Sunday was another very special day. Several weeks ago, we decided that we need to set an example for the missionaries. If they have baptismal goals for themselves, we should have them for us as well. We are trying to practice what we preach. We set a goal to have 12 baptisms by the end of the year. All of our missionaries laughed at us. When we go to their zones, different missionaries kind of mock us and ask how our 12 baptisms are going. We take every opportunity we can to share the gospel with everyone. We spoke with Kassan, who is our security guard. We could tell from the first time we met him that he was special. We gave him a pamphlet that talks about the Plan of Salvation. He read it, and started asking questions about it. We asked if he would like to learn more about the gospel from our missionaries. He said yes. Our NEW missionaries taught him the first discussion here at the mission home on their first night in Uganda. It was a very spiritual meeting, and he said he wanted to be baptized after the first lesson. The second lesson was taught here at the mission home too, and this time he brought his cousin Alex. Both of them had read all of the scriptures they were asked to read. Kassan had been teaching the things he had learned to Alex. After the second lesson, Alex's first lesson, Alex said he'd like to be baptized too. On the third lesson, Kassan and Alex brought their cousin Silas. Again, the lesson went very well, and they had really been studying, and teaching Silas the things they had learned. Silas is very interested in the gospel too. They set a date to be baptized on September 11th. Kassan asked if the Mission President was allowed to baptize people. Of course he is, and was thrilled that they asked him to perform the ordinance. Alex and Kassan had been attending church every week. In the mean time, Silas became ill and has had to go back and stay with other family members until he gets better.

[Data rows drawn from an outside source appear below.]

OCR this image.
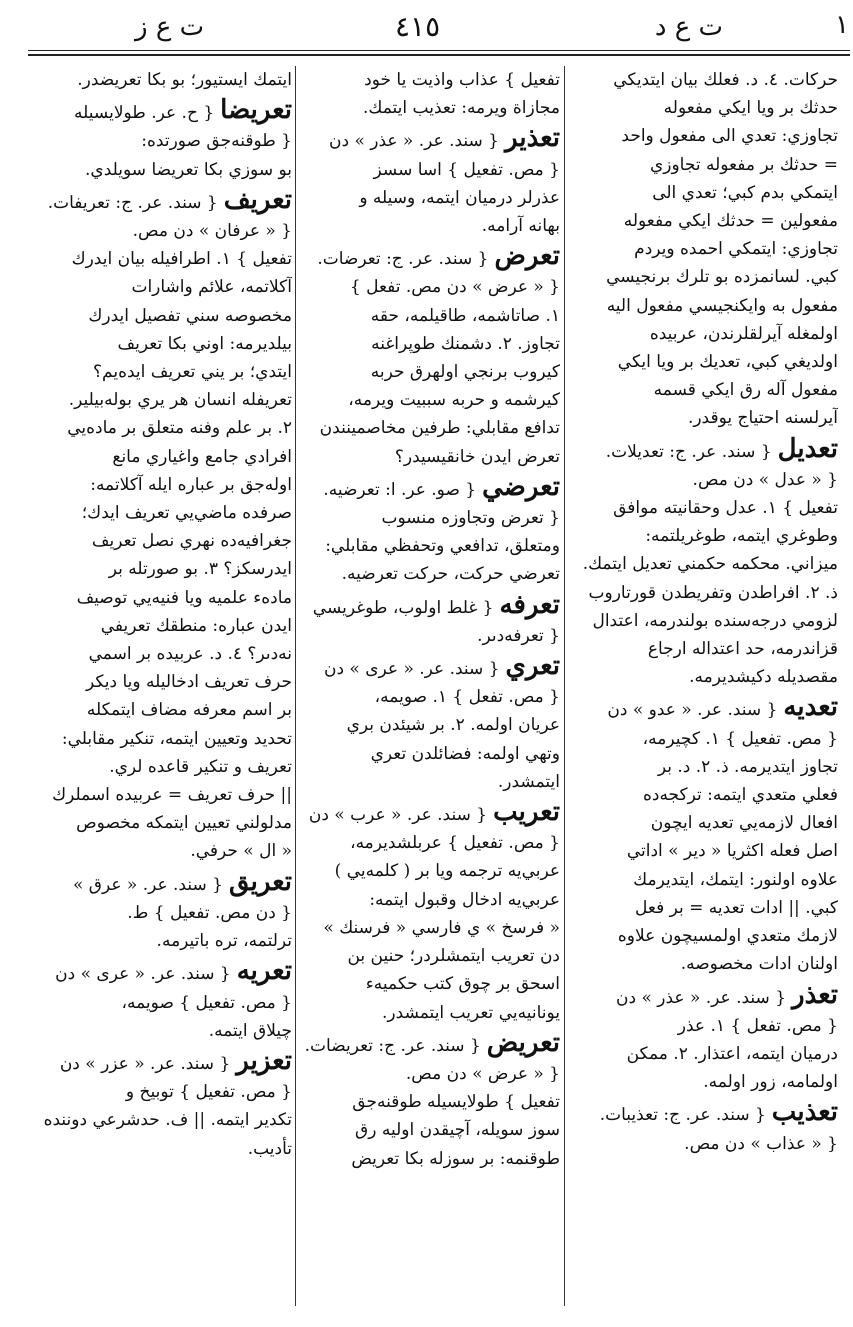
ت ع ز	٤١٥	ت ع د	١
حركات. ٤. د. فعلك بيان ايتديكي
حدثك بر ويا ايكي مفعوله
تجاوزي: تعدي الى مفعول واحد
= حدثك بر مفعوله تجاوزي
ايتمكي بدم كبي؛ تعدي الى
مفعولين = حدثك ايكي مفعوله
تجاوزي: ايتمكي احمده ويردم
كبي. لسانمزده بو تلرك برنجيسي
مفعول به وايكنجيسي مفعول اليه
اولمغله آيرلقلرندن، عربيده
اولديغي كبي، تعديك بر ويا ايكي
مفعول آله رق ايكي قسمه
آيرلسنه احتياج يوقدر.
تعديل{ سند. عر. ج: تعديلات.
{ « عدل » دن مص.
تفعيل } ١. عدل وحقانيته موافق
وطوغري ايتمه، طوغريلتمه:
ميزاني. محكمه حكمني تعديل ايتمك.
ذ. ٢. افراطدن وتفريطدن قورتاروب
لزومي درجه‌سنده بولندرمه، اعتدال
قزاندرمه، حد اعتداله ارجاع
مقصديله دكيشديرمه.
تعديه{ سند. عر. « عدو » دن
{ مص. تفعيل } ١. كچيرمه،
تجاوز ايتديرمه. ذ. ٢. د. بر
فعلي متعدي ايتمه: تركجه‌ده
افعال لازمه‌يي تعديه ايچون
اصل فعله اكثريا « دير » اداتي
علاوه اولنور: ايتمك، ايتديرمك
كبي. || ادات تعديه = بر فعل
لازمك متعدي اولمسيچون علاوه
اولنان ادات مخصوصه.
تعذر{ سند. عر. « عذر » دن
{ مص. تفعل } ١. عذر
درميان ايتمه، اعتذار. ٢. ممكن
اولمامه، زور اولمه.
تعذيب{ سند. عر. ج: تعذيبات.
{ « عذاب » دن مص.
تفعيل } عذاب واذيت يا خود
مجازاة ويرمه: تعذيب ايتمك.
تعذير{ سند. عر. « عذر » دن
{ مص. تفعيل } اسا سسز
عذرلر درميان ايتمه، وسيله و
بهانه آرامه.
تعرض{ سند. عر. ج: تعرضات.
{ « عرض » دن مص. تفعل }
١. صاتاشمه، طاقيلمه، حقه
تجاوز. ٢. دشمنك طوپراغنه
كيروب برنجي اولهرق حربه
كيرشمه و حربه سببيت ويرمه،
تدافع مقابلي: طرفين مخاصمينندن
تعرض ايدن خانقيسيدر؟
تعرضي{ صو. عر. ا: تعرضيه.
{ تعرض وتجاوزه منسوب
ومتعلق، تدافعي وتحفظي مقابلي:
تعرضي حركت، حركت تعرضيه.
تعرفه{ غلط اولوب، طوغريسي
{ تعرفه‌دىر.
تعري{ سند. عر. « عرى » دن
{ مص. تفعل } ١. صويمه،
عريان اولمه. ٢. بر شيئدن بري
وتهي اولمه: فضائلدن تعري
ايتمشدر.
تعريب{ سند. عر. « عرب » دن
{ مص. تفعيل } عربلشديرمه،
عربي‌يه ترجمه ويا بر ( كلمه‌يي )
عربي‌يه ادخال وقبول ايتمه:
« فرسخ » ي فارسي « فرسنك »
دن تعريب ايتمشلردر؛ حنين بن
اسحق بر چوق كتب حكميه‌ء
يونانيه‌يي تعريب ايتمشدر.
تعريض{ سند. عر. ج: تعريضات.
{ « عرض » دن مص.
تفعيل } طولايسيله طوقنه‌جق
سوز سويله، آچيقدن اوليه رق
طوقنمه: بر سوزله بكا تعريض
ايتمك ايستيور؛ بو بكا تعريضدر.
تعريضا{ ح. عر. طولايسيله
{ طوقنه‌جق صورتده:
بو سوزي بكا تعريضا سويلدي.
تعريف{ سند. عر. ج: تعريفات.
{ « عرفان » دن مص.
تفعيل } ١. اطرافيله بيان ايدرك
آكلاتمه، علائم واشارات
مخصوصه سني تفصيل ايدرك
بيلديرمه: اوني بكا تعريف
ايتدي؛ بر يني تعريف ايدەيم؟
تعريفله انسان هر يري بوله‌بيلير.
٢. بر علم وفنه متعلق بر ماده‌يي
افرادي جامع واغياري مانع
اوله‌جق بر عباره ايله آكلاتمه:
صرفده ماضي‌يي تعريف ايدك؛
جغرافيه‌ده نهري نصل تعريف
ايدرسكز؟ ٣. بو صورتله بر
مادهء علميه ويا فنيه‌يي توصيف
ايدن عباره: منطقك تعريفي
نه‌دىر؟ ٤. د. عربيده بر اسمي
حرف تعريف ادخاليله ويا ديكر
بر اسم معرفه مضاف ايتمكله
تحديد وتعيين ايتمه، تنكير مقابلي:
تعريف و تنكير قاعده لري.
|| حرف تعريف = عربيده اسملرك
مدلولني تعيين ايتمكه مخصوص
« ال » حرفي.
تعريق{ سند. عر. « عرق »
{ دن مص. تفعيل } ط.
ترلتمه، تره باتيرمه.
تعريه{ سند. عر. « عرى » دن
{ مص. تفعيل } صويمه،
چيلاق ايتمه.
تعزير{ سند. عر. « عزر » دن
{ مص. تفعيل } توبيخ و
تكدير ايتمه. || ف. حدشرعي دوننده
تأديب.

Today was their baptism day! They called President Collings, and said that they are so happy to be baptized. They were also happy to tell us that each of them have a sister, and their sisters were going to come and watch the baptism. They came to all of the church meetings, and then came to the baptismal service. They were able to sit on the front row where they could watch their brothers being baptized. There was a talk given on baptism, and another one given on the Holy Ghost. There was a large number of Ward members who attended the baptism, and really gathered around them to support them. The Stake president was in attendance, and spoke at the baptism as well. He is such an amazing man. He really gave them great advice, and the whole meeting was absolutely incredible.  Alex and Kassan said they had been teaching their sisters about the gospel, and as they spent time in church today, they both said they are interested in finding out more, and would like to be baptized like their brothers. Our missionaries had joked about us sharing the gospel with one security guard, but the fruits of teaching that one young man have been wonderful. We were promised by Elder Holland that leaving Uganda at the end of this mission would be ten times harder than leaving our family at the beginning of our mission. I didn't see how that could be possible, but in just 2 short months, the love we feel for these Saints in the Uganda Kampala Mission is astonishing. We are so blessed!!!